I read an article the other day that surprised me. It was about self-defense killings and it said that the number of shootings described as self-defense in this country has doubled since 2000. (More Killings Called Self Defense WSJOnline 04/02/2012) Per FBI crime statistics there were 176 reported self-defense killings in 2000 and 326 in 2010. The article points to “stand your ground” laws in many states, laws that cover an armed citizen and say that you don’t have to retreat if you feel threatened, you can defend yourself.

(I have to insert a disclaimer here, I believe in gun ownership and that if a person does own a gun its incumbent upon that person to be responsible with the weapon).

I don’t have a problem with people defending themselves and people they love from criminals. That being said, I would hope that anyone who points a gun at someone in a situation is certain that deadly force is the last and only resort available. They can’t have a television mentality about waving a gun around. On TV that might scare someone and diffuse a situation; in real life it will only escalate things and someone is likely to end up dead. That’s why it’s called deadly force. One lesson I have always remembered from firearms training in the police academy was an admonition about drawing your duty weapon. I’m paraphrasing, but it went something like this: If you draw your weapon and point it at someone, be prepared to shoot them. And understand the consequences.

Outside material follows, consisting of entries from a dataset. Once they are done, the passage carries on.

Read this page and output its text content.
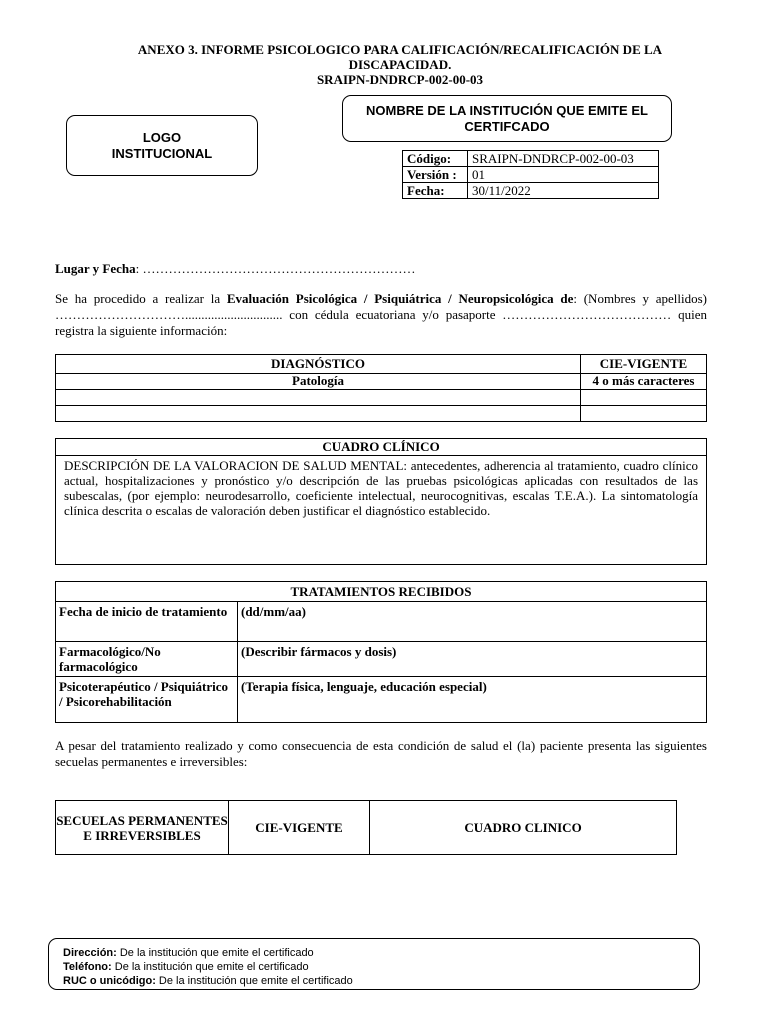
ANEXO 3. INFORME PSICOLOGICO PARA CALIFICACIÓN/RECALIFICACIÓN DE LA DISCAPACIDAD.
SRAIPN-DNDRCP-002-00-03
NOMBRE DE LA INSTITUCIÓN QUE EMITE EL CERTIFCADO
LOGO INSTITUCIONAL	Código:	SRAIPN-DNDRCP-002-00-03
Versión :	01
Fecha:	30/11/2022
Lugar y Fecha: ………………………………………………………
Se ha procedido a realizar la Evaluación Psicológica / Psiquiátrica / Neuropsicológica de: (Nombres y apellidos) ………………………….............................. con cédula ecuatoriana y/o pasaporte ………………………………… quien registra la siguiente información:
DIAGNÓSTICO	CIE-VIGENTE
Patología	4 o más caracteres

CUADRO CLÍNICO
DESCRIPCIÓN DE LA VALORACION DE SALUD MENTAL: antecedentes, adherencia al tratamiento, cuadro clínico actual, hospitalizaciones y pronóstico y/o descripción de las pruebas psicológicas aplicadas con resultados de las subescalas, (por ejemplo: neurodesarrollo, coeficiente intelectual, neurocognitivas, escalas T.E.A.). La sintomatología clínica descrita o escalas de valoración deben justificar el diagnóstico establecido.
TRATAMIENTOS RECIBIDOS	
Fecha de inicio de tratamiento	(dd/mm/aa)
Farmacológico/No farmacológico	(Describir fármacos y dosis)
Psicoterapéutico / Psiquiátrico / Psicorehabilitación	(Terapia física, lenguaje, educación especial)
A pesar del tratamiento realizado y como consecuencia de esta condición de salud el (la) paciente presenta las siguientes secuelas permanentes e irreversibles:
SECUELAS PERMANENTES E IRREVERSIBLES	CIE-VIGENTE	CUADRO CLINICO
Dirección: De la institución que emite el certificado
Teléfono: De la institución que emite el certificado
RUC o unicódigo: De la institución que emite el certificado
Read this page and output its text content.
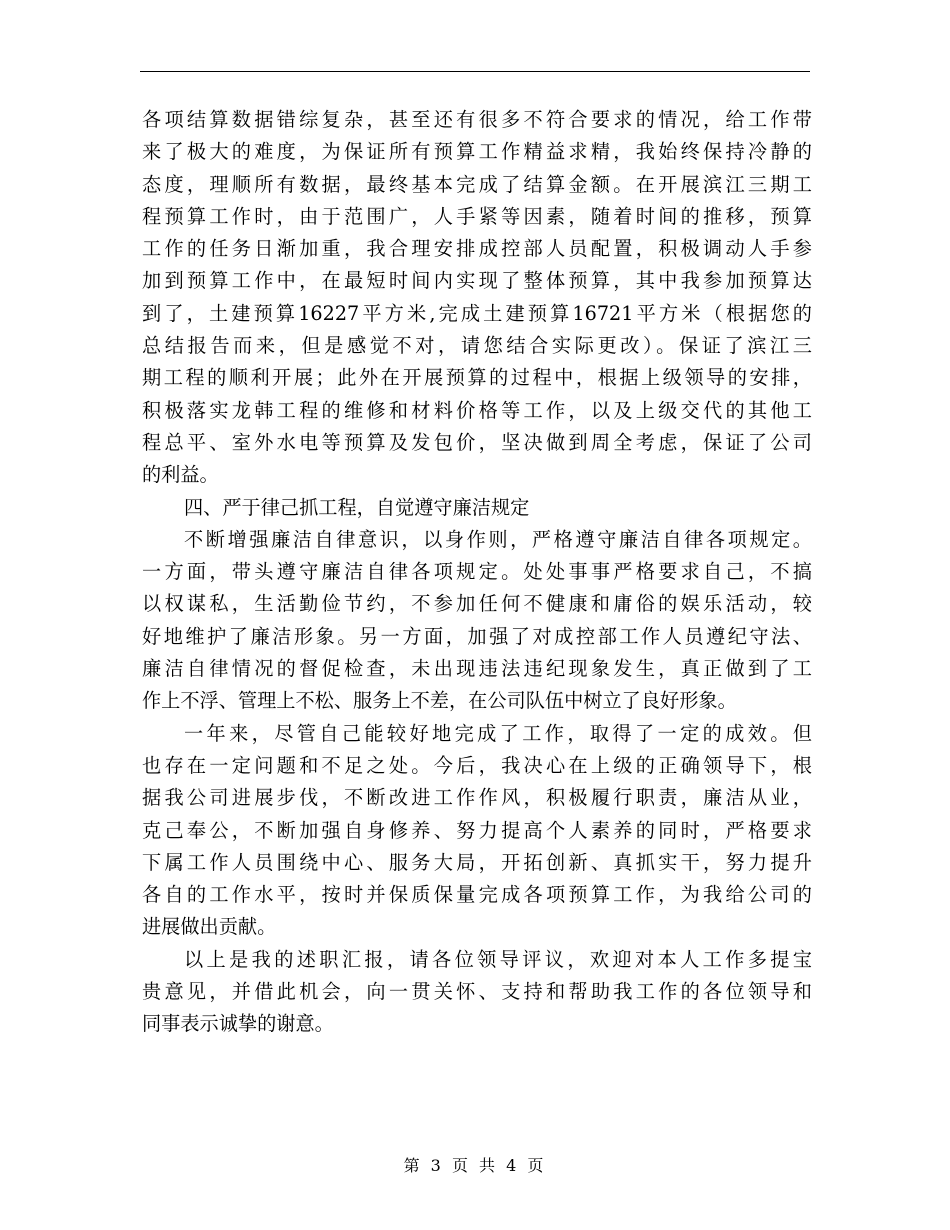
各项结算数据错综复杂，甚至还有很多不符合要求的情况，给工作带
来了极大的难度，为保证所有预算工作精益求精，我始终保持冷静的
态度，理顺所有数据，最终基本完成了结算金额。在开展滨江三期工
程预算工作时，由于范围广，人手紧等因素，随着时间的推移，预算
工作的任务日渐加重，我合理安排成控部人员配置，积极调动人手参
加到预算工作中，在最短时间内实现了整体预算，其中我参加预算达
到了，土建预算16227平方米,完成土建预算16721平方米（根据您的
总结报告而来，但是感觉不对，请您结合实际更改）。保证了滨江三
期工程的顺利开展；此外在开展预算的过程中，根据上级领导的安排，
积极落实龙韩工程的维修和材料价格等工作，以及上级交代的其他工
程总平、室外水电等预算及发包价，坚决做到周全考虑，保证了公司
的利益。
四、严于律己抓工程，自觉遵守廉洁规定
不断增强廉洁自律意识，以身作则，严格遵守廉洁自律各项规定。
一方面，带头遵守廉洁自律各项规定。处处事事严格要求自己，不搞
以权谋私，生活勤俭节约，不参加任何不健康和庸俗的娱乐活动，较
好地维护了廉洁形象。另一方面，加强了对成控部工作人员遵纪守法、
廉洁自律情况的督促检查，未出现违法违纪现象发生，真正做到了工
作上不浮、管理上不松、服务上不差，在公司队伍中树立了良好形象。
一年来，尽管自己能较好地完成了工作，取得了一定的成效。但
也存在一定问题和不足之处。今后，我决心在上级的正确领导下，根
据我公司进展步伐，不断改进工作作风，积极履行职责，廉洁从业，
克己奉公，不断加强自身修养、努力提高个人素养的同时，严格要求
下属工作人员围绕中心、服务大局，开拓创新、真抓实干，努力提升
各自的工作水平，按时并保质保量完成各项预算工作，为我给公司的
进展做出贡献。
以上是我的述职汇报，请各位领导评议，欢迎对本人工作多提宝
贵意见，并借此机会，向一贯关怀、支持和帮助我工作的各位领导和
同事表示诚挚的谢意。
第 3 页 共 4 页
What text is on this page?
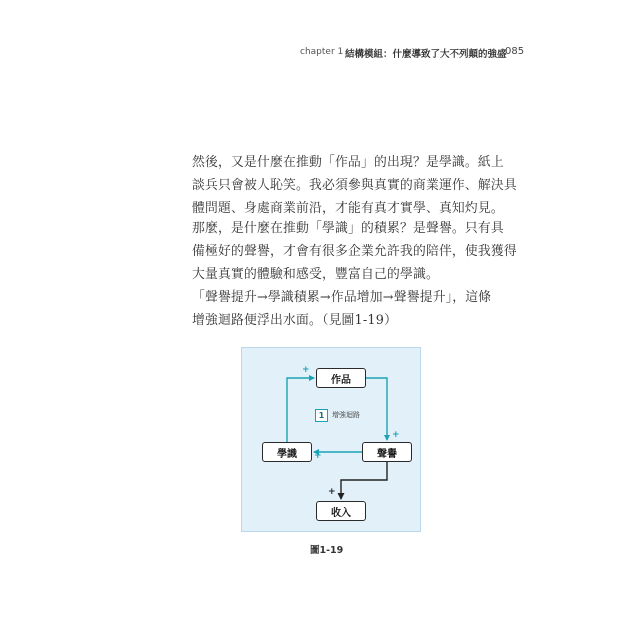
chapter 1 結構模組：什麼導致了大不列顛的強盛
085

然後，又是什麼在推動「作品」的出現？是學識。紙上
談兵只會被人恥笑。我必須參與真實的商業運作、解決具
體問題、身處商業前沿，才能有真才實學、真知灼見。

那麼，是什麼在推動「學識」的積累？是聲譽。只有具
備極好的聲譽，才會有很多企業允許我的陪伴，使我獲得
大量真實的體驗和感受，豐富自己的學識。

「聲譽提升→學識積累→作品增加→聲譽提升」，這條
增強迴路便浮出水面。（見圖1-19）

作品
學識	聲譽
收入
1	增強迴路
+
+
+
+
圖1-19
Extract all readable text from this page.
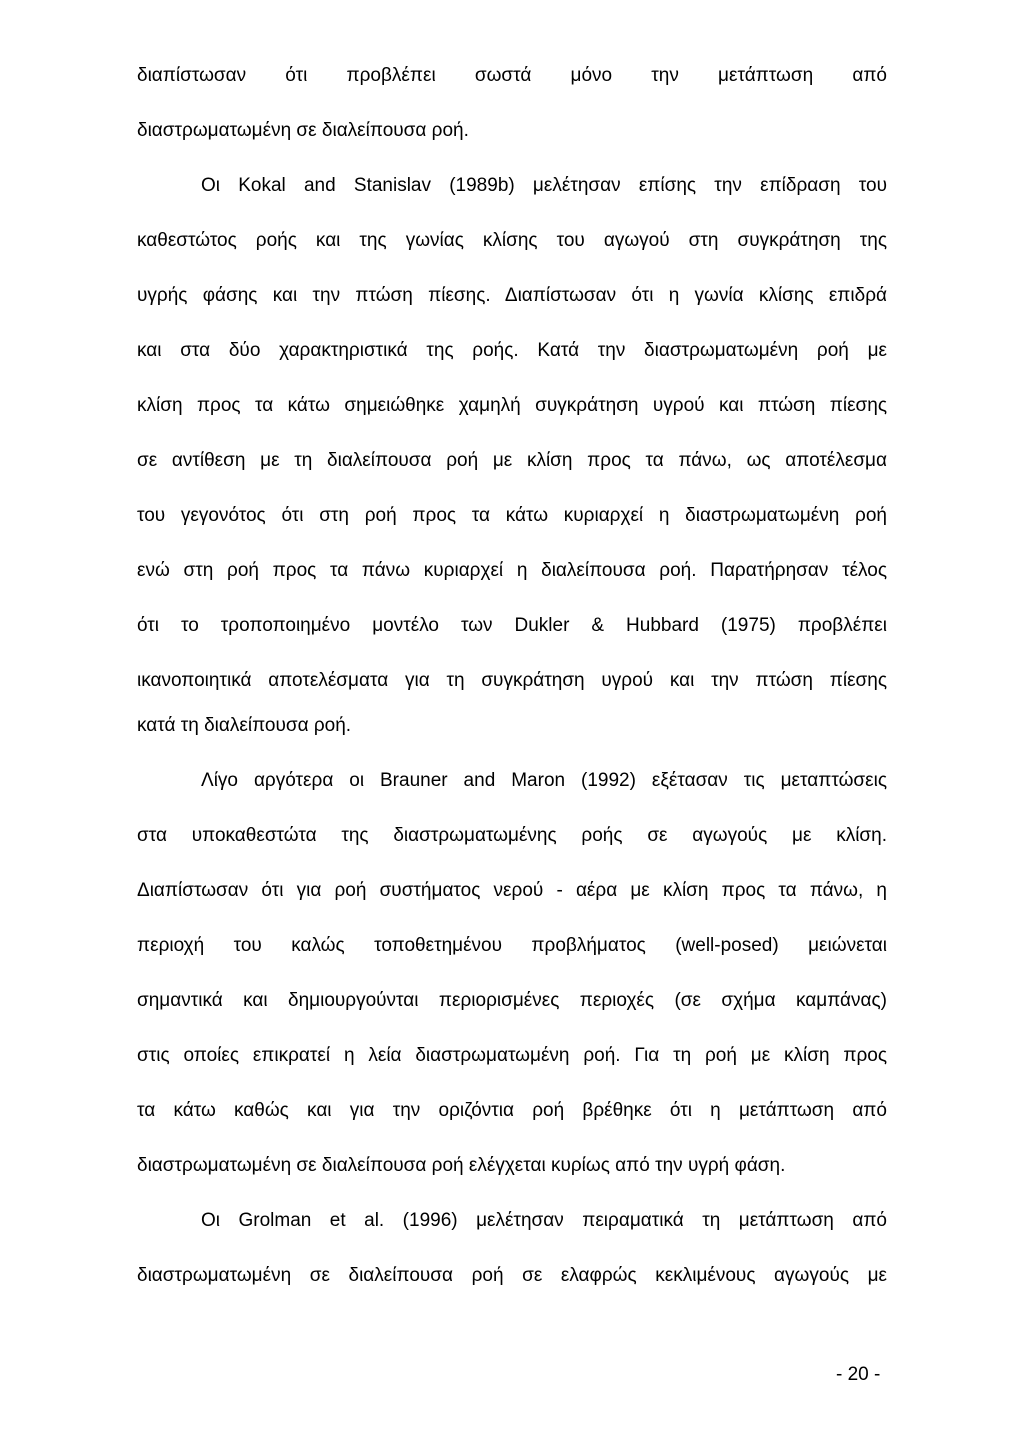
διαπίστωσαν ότι προβλέπει σωστά μόνο την μετάπτωση από
διαστρωματωμένη σε διαλείπουσα ροή.
Οι Kokal and Stanislav (1989b) μελέτησαν επίσης την επίδραση του
καθεστώτος ροής και της γωνίας κλίσης του αγωγού στη συγκράτηση της
υγρής φάσης και την πτώση πίεσης. Διαπίστωσαν ότι η γωνία κλίσης επιδρά
και στα δύο χαρακτηριστικά της ροής. Κατά την διαστρωματωμένη ροή με
κλίση προς τα κάτω σημειώθηκε χαμηλή συγκράτηση υγρού και πτώση πίεσης
σε αντίθεση με τη διαλείπουσα ροή με κλίση προς τα πάνω, ως αποτέλεσμα
του γεγονότος ότι στη ροή προς τα κάτω κυριαρχεί η διαστρωματωμένη ροή
ενώ στη ροή προς τα πάνω κυριαρχεί η διαλείπουσα ροή. Παρατήρησαν τέλος
ότι το τροποποιημένο μοντέλο των Dukler & Hubbard (1975) προβλέπει
ικανοποιητικά αποτελέσματα για τη συγκράτηση υγρού και την πτώση πίεσης
κατά τη διαλείπουσα ροή.
Λίγο αργότερα οι Brauner and Maron (1992) εξέτασαν τις μεταπτώσεις
στα υποκαθεστώτα της διαστρωματωμένης ροής σε αγωγούς με κλίση.
Διαπίστωσαν ότι για ροή συστήματος νερού - αέρα με κλίση προς τα πάνω, η
περιοχή του καλώς τοποθετημένου προβλήματος (well-posed) μειώνεται
σημαντικά και δημιουργούνται περιορισμένες περιοχές (σε σχήμα καμπάνας)
στις οποίες επικρατεί η λεία διαστρωματωμένη ροή. Για τη ροή με κλίση προς
τα κάτω καθώς και για την οριζόντια ροή βρέθηκε ότι η μετάπτωση από
διαστρωματωμένη σε διαλείπουσα ροή ελέγχεται κυρίως από την υγρή φάση.
Οι Grolman et al. (1996) μελέτησαν πειραματικά τη μετάπτωση από
διαστρωματωμένη σε διαλείπουσα ροή σε ελαφρώς κεκλιμένους αγωγούς με
- 20 -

Police officers are not trained to draw their weapons to scare people, to fire warning shots, or to bully people. Officers draw their weapons in life threatening situations to stop an immediate threat. And, when an officer discharges a weapon at someone believed to be an immediate threat to them or an innocent person the officer must be able to articulate the threat perceived clearly and unambiguously. Often an officer has less than the blink of an eye to decide whether or not to shoot and his decision will be debated ad infinitum by lawyers and armchair quarterbacks for years afterward.

A well placed bullet stops a beating heart and when I was on the job I knew that if the situation ever arose for me, I’d need to be certain I was able to justify my actions for my own peace of mind.

Retired now, as a civilian I have a CCW and still carry a weapon on occasion. I’ve often thought about what might prompt me to draw the handgun I carry: It’s the same as when I was working. I’d have to perceive a real threat in order to draw my gun and be absolutely certain it was the last resort before pulling the trigger.

But my first choice would always be 911. Uniformed police officers are continually trained to deal with any and all threats that come their way. They have resources, equipment, training, and mind set to do the best job in an emergency situation.